The outcome of radioiodine therapy in patients with distant metastatic disease was also evaluated in the current study. Our results demonstrated that the status of thyroid autoimmune antibody was not associated with outcome of radioiodine treatment in PTC patients with distant metastatic disease. The phenomenon that local radiotherapy is associated with regression of distant metastatic disease from the irradiated site is known as “abscopal effect” [26]. This phenomenon indicates that the host immunology could be an efficient anti-tumor factor, which makes immunotherapy a new way in malignance-treatment modality. Based on this knowledge, we hypothesized that treatment with radioiodine as a systemic internal radiotherapy in patients with positive thyroid autoimmune antibody could achieve a better outcome. Although with negative result, this point should be further investigated with a larger cohort of patients.

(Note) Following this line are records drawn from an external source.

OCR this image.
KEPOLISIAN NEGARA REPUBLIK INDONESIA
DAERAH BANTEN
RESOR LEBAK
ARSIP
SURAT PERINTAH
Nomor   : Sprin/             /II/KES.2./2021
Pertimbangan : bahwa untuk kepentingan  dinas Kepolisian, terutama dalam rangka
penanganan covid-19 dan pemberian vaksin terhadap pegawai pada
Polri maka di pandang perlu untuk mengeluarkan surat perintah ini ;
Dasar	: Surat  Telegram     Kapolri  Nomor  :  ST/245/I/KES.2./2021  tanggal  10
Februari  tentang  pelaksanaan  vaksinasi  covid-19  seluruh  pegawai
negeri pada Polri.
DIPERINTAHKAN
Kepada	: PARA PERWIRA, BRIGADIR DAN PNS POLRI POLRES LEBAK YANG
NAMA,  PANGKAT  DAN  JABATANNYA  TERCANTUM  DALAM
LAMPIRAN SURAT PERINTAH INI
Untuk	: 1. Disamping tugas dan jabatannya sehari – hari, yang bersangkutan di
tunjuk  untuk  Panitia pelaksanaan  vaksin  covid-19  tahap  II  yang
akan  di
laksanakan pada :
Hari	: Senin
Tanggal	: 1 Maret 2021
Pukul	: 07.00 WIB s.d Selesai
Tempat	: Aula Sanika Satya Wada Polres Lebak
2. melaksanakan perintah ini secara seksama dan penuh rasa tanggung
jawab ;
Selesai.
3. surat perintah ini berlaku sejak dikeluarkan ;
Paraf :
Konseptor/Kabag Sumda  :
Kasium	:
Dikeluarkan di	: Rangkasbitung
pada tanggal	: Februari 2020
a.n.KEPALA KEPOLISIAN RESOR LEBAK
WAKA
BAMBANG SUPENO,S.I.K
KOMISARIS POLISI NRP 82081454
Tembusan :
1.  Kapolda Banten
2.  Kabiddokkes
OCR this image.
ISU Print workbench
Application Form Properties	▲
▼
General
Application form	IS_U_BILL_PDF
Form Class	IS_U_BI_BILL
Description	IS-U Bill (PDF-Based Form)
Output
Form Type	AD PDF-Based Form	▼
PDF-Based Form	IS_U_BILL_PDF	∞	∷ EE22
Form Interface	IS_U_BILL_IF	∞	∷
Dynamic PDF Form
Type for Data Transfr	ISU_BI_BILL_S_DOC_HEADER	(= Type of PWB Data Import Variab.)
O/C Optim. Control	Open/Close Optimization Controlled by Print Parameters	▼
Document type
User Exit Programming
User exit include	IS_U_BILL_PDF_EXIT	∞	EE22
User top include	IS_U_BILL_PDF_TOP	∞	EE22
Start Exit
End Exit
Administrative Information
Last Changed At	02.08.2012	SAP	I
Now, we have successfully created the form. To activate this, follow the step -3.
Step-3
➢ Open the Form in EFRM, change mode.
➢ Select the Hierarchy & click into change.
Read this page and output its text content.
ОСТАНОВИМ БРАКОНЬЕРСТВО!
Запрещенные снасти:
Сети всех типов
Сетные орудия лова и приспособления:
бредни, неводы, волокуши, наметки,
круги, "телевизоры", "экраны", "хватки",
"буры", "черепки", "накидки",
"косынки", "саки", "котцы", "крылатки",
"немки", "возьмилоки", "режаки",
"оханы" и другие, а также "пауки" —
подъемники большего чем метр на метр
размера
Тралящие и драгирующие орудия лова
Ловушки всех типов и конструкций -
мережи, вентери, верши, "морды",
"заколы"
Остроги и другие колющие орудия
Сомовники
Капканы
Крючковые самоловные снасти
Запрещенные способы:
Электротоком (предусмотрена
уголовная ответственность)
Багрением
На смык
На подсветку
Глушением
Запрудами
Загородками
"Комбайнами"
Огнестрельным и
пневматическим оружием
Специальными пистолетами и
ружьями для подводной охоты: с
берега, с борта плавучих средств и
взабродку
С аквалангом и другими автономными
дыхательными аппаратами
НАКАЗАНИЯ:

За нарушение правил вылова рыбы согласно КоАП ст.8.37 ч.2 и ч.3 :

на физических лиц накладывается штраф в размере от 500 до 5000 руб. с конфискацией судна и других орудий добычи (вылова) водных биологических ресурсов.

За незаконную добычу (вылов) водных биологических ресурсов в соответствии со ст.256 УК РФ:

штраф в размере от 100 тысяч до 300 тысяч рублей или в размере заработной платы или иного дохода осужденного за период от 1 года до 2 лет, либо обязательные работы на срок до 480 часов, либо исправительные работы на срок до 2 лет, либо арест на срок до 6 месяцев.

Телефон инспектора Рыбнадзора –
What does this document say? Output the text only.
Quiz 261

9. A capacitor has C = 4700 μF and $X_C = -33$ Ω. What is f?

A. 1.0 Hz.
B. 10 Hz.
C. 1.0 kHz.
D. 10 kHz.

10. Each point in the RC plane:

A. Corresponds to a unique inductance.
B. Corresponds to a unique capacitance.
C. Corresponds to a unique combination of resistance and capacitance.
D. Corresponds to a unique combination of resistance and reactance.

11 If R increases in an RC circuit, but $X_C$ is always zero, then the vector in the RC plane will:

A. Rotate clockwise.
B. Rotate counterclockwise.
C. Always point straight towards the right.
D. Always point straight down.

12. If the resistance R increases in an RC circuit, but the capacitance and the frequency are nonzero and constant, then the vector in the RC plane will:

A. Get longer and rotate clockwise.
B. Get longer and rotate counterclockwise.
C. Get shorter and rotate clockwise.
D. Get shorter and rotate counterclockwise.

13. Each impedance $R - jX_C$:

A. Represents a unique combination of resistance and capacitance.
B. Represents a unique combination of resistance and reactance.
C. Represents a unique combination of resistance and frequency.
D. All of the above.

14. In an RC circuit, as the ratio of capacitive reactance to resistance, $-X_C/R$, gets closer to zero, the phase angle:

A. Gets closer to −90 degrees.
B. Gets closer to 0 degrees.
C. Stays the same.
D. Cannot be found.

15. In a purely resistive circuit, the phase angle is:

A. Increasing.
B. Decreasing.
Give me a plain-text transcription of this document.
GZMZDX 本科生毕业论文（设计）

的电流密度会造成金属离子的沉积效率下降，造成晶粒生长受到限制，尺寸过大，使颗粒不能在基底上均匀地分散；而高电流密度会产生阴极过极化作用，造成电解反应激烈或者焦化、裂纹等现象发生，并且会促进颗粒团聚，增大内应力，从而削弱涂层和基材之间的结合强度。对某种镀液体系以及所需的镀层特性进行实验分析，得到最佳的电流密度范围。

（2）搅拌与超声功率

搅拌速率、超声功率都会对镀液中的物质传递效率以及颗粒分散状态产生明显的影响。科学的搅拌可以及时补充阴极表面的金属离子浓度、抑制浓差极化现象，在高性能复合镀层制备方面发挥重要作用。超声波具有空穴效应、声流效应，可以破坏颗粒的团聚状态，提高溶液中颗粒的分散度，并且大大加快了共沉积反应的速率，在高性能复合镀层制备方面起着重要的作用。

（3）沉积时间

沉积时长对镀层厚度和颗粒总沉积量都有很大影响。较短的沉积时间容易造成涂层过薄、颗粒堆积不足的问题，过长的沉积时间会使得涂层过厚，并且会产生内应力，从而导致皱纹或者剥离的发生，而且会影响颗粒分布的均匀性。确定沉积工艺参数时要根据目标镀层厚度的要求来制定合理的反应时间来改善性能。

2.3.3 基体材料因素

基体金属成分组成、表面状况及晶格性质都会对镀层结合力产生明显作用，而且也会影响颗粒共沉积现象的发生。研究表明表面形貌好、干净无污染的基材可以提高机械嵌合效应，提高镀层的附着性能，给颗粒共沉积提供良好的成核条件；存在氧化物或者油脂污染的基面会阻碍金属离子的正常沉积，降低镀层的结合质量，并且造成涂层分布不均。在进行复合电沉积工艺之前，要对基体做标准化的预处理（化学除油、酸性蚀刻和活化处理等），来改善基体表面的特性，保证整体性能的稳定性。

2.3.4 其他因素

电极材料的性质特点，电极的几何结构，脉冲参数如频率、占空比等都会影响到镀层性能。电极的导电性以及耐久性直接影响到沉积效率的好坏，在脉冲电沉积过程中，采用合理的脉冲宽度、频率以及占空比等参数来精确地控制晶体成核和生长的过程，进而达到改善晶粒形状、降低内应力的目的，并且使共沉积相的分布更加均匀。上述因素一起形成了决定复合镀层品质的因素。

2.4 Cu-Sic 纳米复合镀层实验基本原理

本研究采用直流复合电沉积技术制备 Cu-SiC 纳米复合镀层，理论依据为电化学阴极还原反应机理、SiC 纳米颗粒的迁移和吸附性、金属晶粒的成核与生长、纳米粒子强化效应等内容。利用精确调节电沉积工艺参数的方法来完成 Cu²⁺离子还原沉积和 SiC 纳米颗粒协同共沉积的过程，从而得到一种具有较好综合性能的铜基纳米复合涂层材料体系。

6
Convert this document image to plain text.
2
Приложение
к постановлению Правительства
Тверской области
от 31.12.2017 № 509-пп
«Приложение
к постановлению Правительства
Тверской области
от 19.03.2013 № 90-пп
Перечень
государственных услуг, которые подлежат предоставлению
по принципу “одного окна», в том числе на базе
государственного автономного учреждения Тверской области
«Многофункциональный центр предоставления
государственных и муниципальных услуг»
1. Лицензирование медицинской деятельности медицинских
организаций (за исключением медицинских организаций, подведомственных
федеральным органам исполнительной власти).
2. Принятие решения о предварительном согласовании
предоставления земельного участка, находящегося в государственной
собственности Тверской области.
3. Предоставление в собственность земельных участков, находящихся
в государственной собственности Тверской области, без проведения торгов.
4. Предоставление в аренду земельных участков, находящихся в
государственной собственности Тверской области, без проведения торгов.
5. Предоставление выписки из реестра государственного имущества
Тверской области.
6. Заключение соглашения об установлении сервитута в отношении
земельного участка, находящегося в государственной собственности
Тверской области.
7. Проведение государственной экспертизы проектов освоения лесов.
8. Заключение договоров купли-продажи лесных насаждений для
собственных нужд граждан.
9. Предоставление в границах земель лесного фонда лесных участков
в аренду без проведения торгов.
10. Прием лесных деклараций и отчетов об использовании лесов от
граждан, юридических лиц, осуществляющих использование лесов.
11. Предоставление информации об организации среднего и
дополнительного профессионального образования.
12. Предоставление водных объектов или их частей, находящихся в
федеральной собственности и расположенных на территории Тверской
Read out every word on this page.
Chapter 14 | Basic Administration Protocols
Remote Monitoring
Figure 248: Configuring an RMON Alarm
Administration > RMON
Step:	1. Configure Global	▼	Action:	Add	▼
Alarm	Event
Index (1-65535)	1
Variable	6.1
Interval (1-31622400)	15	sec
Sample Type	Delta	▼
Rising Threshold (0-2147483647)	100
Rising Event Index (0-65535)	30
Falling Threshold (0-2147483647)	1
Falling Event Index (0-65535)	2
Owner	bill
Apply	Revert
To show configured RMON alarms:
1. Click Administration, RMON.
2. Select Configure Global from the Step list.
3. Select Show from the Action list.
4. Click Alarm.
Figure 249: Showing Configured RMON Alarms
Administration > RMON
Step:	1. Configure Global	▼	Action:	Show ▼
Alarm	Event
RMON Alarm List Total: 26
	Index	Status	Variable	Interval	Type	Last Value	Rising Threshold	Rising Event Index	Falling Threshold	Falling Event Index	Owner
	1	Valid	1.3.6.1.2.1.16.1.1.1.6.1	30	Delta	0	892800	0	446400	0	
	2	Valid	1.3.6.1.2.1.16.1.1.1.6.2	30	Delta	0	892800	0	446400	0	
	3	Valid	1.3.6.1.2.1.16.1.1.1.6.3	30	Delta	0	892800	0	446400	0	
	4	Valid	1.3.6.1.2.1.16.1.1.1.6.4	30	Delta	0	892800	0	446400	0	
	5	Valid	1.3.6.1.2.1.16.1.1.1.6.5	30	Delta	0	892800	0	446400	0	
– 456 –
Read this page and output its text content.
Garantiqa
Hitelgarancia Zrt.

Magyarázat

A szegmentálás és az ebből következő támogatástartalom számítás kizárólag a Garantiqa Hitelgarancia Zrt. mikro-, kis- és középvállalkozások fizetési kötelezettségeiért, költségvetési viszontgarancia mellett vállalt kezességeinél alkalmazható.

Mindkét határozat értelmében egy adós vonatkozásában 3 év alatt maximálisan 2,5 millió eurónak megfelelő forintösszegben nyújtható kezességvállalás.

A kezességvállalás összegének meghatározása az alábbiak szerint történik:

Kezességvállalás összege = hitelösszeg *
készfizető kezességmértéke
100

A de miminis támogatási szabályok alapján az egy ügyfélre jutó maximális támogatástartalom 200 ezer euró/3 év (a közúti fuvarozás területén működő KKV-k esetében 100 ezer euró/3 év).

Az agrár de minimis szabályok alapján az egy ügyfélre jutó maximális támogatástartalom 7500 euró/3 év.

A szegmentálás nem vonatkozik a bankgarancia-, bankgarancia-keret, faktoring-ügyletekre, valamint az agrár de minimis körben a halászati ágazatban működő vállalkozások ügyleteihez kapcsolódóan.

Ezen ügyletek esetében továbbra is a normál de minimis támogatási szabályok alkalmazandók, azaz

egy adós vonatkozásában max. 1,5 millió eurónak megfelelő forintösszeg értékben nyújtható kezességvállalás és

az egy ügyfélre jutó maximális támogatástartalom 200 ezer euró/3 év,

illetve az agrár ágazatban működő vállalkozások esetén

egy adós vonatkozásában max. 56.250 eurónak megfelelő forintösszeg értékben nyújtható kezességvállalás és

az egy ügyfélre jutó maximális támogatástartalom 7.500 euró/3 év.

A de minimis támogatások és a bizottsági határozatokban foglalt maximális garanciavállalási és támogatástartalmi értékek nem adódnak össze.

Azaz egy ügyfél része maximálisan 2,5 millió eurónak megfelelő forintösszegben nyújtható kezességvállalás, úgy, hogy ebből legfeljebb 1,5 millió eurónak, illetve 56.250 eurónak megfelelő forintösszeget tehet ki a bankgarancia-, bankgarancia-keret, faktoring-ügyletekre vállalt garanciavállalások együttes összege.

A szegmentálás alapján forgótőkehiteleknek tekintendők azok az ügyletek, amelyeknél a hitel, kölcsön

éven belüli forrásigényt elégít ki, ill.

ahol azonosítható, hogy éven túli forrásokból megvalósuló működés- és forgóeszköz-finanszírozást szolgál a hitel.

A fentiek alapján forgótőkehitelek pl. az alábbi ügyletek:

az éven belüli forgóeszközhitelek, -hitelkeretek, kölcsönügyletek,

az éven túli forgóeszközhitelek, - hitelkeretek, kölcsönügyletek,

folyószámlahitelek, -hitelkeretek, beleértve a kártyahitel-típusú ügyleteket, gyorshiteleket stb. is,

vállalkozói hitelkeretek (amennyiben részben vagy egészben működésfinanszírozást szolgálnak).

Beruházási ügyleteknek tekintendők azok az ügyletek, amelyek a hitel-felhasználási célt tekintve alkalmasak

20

Limitations have to be mentioned in the current study. Firstly, history of thyroiditis/lymphocytic infiltration was not reported. Thyroid autoimmunity can be explained differently. Previous studies have demonstrated it variously either as lymphocytic infiltration in or around thyroid cancer [8, 27], as classical Hashimoto’s thyroiditis with Hurthle cells and germinal centers [28], or as positive serum thyroid antibody alone [9, 29]. In our current study, thyroid autoimmunity was simply defined as positive TgAb or TPOAb and all measurements were performed in one institution with the same method, which could effectively reduce the selection bias. Secondly, selection bias may potentially influence the result [30, 31]. The patients entered into this study were those PTC patients that underwent total thyroidectomy and were selected to receive radioiodine treatment, while others were not included. Also, patients with autoimmune thyroid disease could be diagnosed with thyroid cancer earlier than those without autoimmune thyroid disease. Later diagnosis may show greater chance of distant metastases. Thirdly, metastatic lesions were not all proved by histology. Although histopathology is the gold standard for diagnosis, radioiodine scintigraphy and other imaging modalities together with serum sTg level can provide high sensitivity and specificity for detection of lesions derived from differentiated thyroid carcinoma. Finally, although a relative large cohort of patients were included in the current study, the number of patients with positive thyroid autoimmune antibody in distant metastasis group (N = 28) was still not enough to make a statistically significant result during the radioiodine therapy assessment.

In conclusion, our study demonstrated that positive thyroid autoimmune antibody status was young female predominant in PTC patients. After age and gender adjusted, thyroid autoimmune antibody status could be a risk factor of more cervical metastatic lymph nodes while a protective factor of distant metastasis in PTC patients. The association between thyroid autoimmunity and thyroid cancer is patient and antibody specific. The finding that thyroid auto-antibody positivity rate was much lower in distant metastasis group could also indicate a systemic immunosupression status in PTC patients with distant metastasis, which may reveal new strategies for the treatment of this disease.